Counsel also requested the names of witnesses to the Zettlemoyer and Moser executions; the procedure for selecting witnesses for executions generally and for the Zettlemoyer and Moser executions in particular; and all public records reflecting the observations, reflections or opinions of the witnesses to both executions.
These records fall into two overall categories. They are the lethal injection procedures and information relating to witnesses of such executions and their selection, both past and future.
. Pursuant to Section 4 of the Right-to-Know Act, 65 P.S. § 66.4, this Court reviews a denial of a request for information to determine whether such denial was for just and proper cause under the terms of the Right-to-Know Act. Owens v. Horn, 684 A.2d 208 (Pa.Cmwlth. 1996).

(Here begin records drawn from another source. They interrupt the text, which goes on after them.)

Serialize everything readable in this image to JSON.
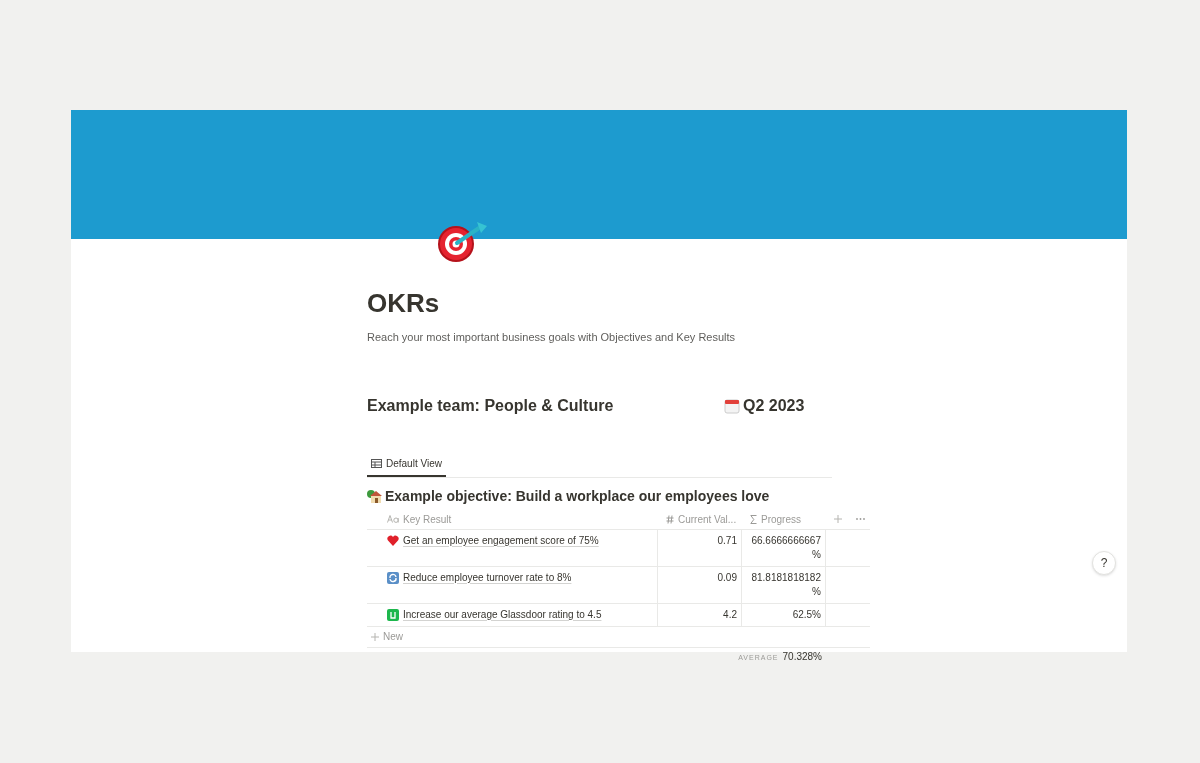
{
  "page": {
    "title": "OKRs",
    "description": "Reach your most important business goals with Objectives and Key Results"
  },
  "team": {
    "name": "Example team: People & Culture",
    "quarter": "Q2 2023"
  },
  "views": [
    {
      "label": "Default View",
      "selected": true
    }
  ],
  "objective": {
    "title": "Example objective: Build a workplace our employees love"
  },
  "table": {
    "columns": [
      {
        "label": "Key Result",
        "kind": "title"
      },
      {
        "label": "Current Val...",
        "kind": "number"
      },
      {
        "label": "Progress",
        "kind": "formula"
      }
    ],
    "rows": [
      {
        "key_result": "Get an employee engagement score of 75%",
        "current_value": "0.71",
        "progress": "66.6666666667 %"
      },
      {
        "key_result": "Reduce employee turnover rate to 8%",
        "current_value": "0.09",
        "progress": "81.8181818182 %"
      },
      {
        "key_result": "Increase our average Glassdoor rating to 4.5",
        "current_value": "4.2",
        "progress": "62.5%"
      }
    ],
    "new_row": "New",
    "summary": {
      "label": "AVERAGE",
      "value": "70.328%"
    }
  },
  "help_button": "?"
}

. Travaglia also argues that courts in other jurisdictions have held that information relating to implementation of the death penalty must be disclosed. In Hoffman v. Illinois Department of Corrections, 158 Ill.App.3d 473, 110 Ill.Dec. 582, 511 N.E.2d 759 (1987), the court noted the public controversy and judicial debate over the constitutionality of the death penalty and the potential for the exact procedures implementing it to be challenged as cruel and unusual. The court held that information as to those procedures was precisely the type of information required to be disclosed under that state’s freedom of information act to enable the people to perform their duty of discussing public issues frilly and freely and of monitoring government to ensure that it is being conducted in the public interest. Id. at 475 n.l, 110 Ill.Dec. at 583 n.l, 511 N.E.2d at 760 n.l. DOC correctly responds that the Illinois statute is much broader than the Pennsylvania Right-to-Know Act. The Illinois statute allows full and complete disclosure of all information regarding the affairs of government. *1322The Court shall decide this matter under Pennsylvania law.
. The Court observes that Travaglia has not requested information relating to security measures involved in an execution; therefore, DOC’s arguments on that point are not relevant. Times Publishing Co. and other cases have held that access may be provided to records that are redacted to prevent disclosure of protected information.
. Although they are not a part of the record, DOC refers in its brief to recent newspaper articles recounting prison escapes as examples of the adverse safely implications that may arise when prisoners gain access to confidential corrections procedures. DOC’s speculation concerning the behavior of opponents of capital punishment is wholly unsupported. DOC offers no comparable citation or reference related to the conduct of death-penalty opponents.